Frequently Asked Questions
Is the Hypnosis audiobook useful for someone with no background in psychology or suggestion techniques?
Yes, it is specifically written for absolute beginners. The concepts are introduced without assuming any prior knowledge, and the practical techniques are explained step by step. It is a functional starting point, though you will need additional resources to build real competence.
Can you actually learn to hypnotize someone from this audiobook?
For very basic induction techniques, yes. One reviewer described successfully putting both themselves and a friend into a trance state using the book’s guidance. However, the instruction is thin on troubleshooting, individual variation, and building skill over time, so consider this a first step rather than a complete training.
Why is Hypnosis tagged under mathematics on some platforms?
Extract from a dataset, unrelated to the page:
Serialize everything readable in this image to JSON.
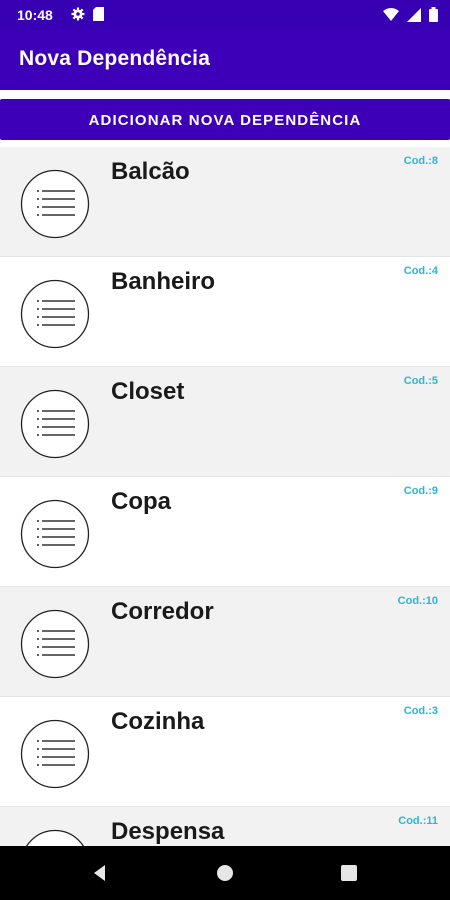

This appears to be a metadata error. The content of the audiobook is entirely about hypnosis theory and technique and has no mathematical content whatsoever. The misfiling is a platform cataloging issue, not a reflection of the book’s actual subject matter.
Is Hypnosis available as a free audiobook?
Yes, it is listed at $0.00 on Audible, which makes it a free audiobook option for listeners who are curious about the subject and want a low-commitment entry point before investing in more comprehensive material.